Przez dłuższy czas Anna Powierza otwarcie mówiła o tym, że poddaje się zabiegom medycyny estetycznej. Dziś jednak zapewnia, że to już nie dla niej. Aktorka, lepiej znana widzom jako Czesia z "Klanu" miała bowiem pewne powikłania, które znacząco wpłynęły na jej zdrowie fizyczne i psychiczne.
Czesia z "Klanu", czyli Anna Powierza ostrzyknęła sobie twarz botoksem. Dziś żałuje tej decyzji
Anna Powierza była pierwszą polską celebrytką, która otwarcie powiedziała o tym, że poddała się operacji plastycznej. Aktorka zoperowała nos, który jej zdaniem był za duży i sprawiał, że nie otrzymuje ciekawych ról. Zmieniło się niewiele, ale dla mnie jest to ogromna różnica i zdecydowała poprawa. Ta zmiana dodała mi pozytywnej energii. Może kiedyś zdecyduję się jeszcze na coś, ale na razie nie mam takich potrzeb - wyznała w 2006 roku na łamach "Gali".
Kilka lat później, za pośrednictwem Instagrama odtwórczyni roli Czesi zdradziła, że poprawiła nie tylko nos, ale również wygładziła zmarszczki i dokonała kilku innych poprawek. Raz wstrzyknęłam sobie botoks. Raz kwas hialuronowy. Kilka razy testowałam też jakieś inne zabiegi. Jednak patrząc na znajome, które od lat korzystają z zabiegów tego rodzaju, czułam, że to nie moja droga - napisała jakiś czas temu na Instagramie.
Aktorka, siedząc niedługo później na kanapie "Dzień dobry TVN" wyznała, że po zabiegu pojawiły się u niej poważne powikłania:
Po tym, jak ostrzyknęłam się botoksem, czułam się niekomfortowo, bo kiedy coś mówiłam, to ruszała mi się tylko część twarzy i niekoniecznie ta, która powinna.
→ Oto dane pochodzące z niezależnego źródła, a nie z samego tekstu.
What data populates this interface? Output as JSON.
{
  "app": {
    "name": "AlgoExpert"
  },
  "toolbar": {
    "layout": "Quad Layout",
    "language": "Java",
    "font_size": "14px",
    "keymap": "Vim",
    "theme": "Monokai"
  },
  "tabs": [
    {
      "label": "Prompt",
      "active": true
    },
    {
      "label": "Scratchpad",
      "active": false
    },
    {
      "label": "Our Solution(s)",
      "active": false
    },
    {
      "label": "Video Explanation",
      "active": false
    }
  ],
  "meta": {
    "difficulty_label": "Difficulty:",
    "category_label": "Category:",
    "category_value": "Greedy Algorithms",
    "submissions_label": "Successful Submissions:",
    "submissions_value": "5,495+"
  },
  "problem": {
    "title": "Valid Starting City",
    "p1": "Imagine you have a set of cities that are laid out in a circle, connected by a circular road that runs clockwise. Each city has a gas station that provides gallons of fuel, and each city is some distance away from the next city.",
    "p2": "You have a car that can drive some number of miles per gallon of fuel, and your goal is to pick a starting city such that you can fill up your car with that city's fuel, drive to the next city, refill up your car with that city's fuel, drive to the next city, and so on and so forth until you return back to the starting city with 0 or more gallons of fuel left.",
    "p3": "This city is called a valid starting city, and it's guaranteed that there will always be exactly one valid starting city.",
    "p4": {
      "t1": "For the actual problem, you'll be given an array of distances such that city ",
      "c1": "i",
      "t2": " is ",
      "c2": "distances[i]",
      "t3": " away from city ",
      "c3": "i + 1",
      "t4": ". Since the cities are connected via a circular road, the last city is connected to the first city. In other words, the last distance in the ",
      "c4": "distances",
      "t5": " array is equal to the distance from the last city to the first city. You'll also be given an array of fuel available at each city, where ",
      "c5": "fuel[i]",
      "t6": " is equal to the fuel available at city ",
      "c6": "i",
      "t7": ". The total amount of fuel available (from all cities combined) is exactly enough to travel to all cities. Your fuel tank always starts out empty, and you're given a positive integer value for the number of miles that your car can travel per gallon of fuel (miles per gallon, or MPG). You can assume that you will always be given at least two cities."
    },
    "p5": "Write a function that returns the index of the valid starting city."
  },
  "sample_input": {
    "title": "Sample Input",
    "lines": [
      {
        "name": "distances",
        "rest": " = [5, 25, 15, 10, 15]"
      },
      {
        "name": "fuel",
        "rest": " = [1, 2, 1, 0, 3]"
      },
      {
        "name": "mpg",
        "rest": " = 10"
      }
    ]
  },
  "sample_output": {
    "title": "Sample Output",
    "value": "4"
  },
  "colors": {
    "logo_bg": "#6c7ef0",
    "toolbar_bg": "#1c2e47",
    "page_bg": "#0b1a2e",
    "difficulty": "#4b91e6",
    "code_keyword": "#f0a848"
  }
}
Zakończyłam więc tę przygodę.
Teraz na swoim profilu facebook'owym aktorka ostrzega przed poważnymi ingerencjami inne kobiety i zapewnia, że sama nie chce poprawiać urody w ten sposób.
Botoks, kwas hialuronowy, owszem, dają efekt WOW, natychmiast odmładzają skórę, ale de facto przyśpieszają starzenie! ... Póki co, oficjalnie obwieszczam: u mnie stop, koniec z tego typu zabiegami! - napisała.
W sprawie botoksu zdania nie zmieniam. Całe szczęście, że zostały mi chociaż mejkapy, sztab superprofesjonalistów od wyglądu, filtry, fotoszopy i dobrze ustawione przy fotkach światło! - dodała w jednym z najnowszych postów.
A wy? Co myślicie o poprawianiu urody?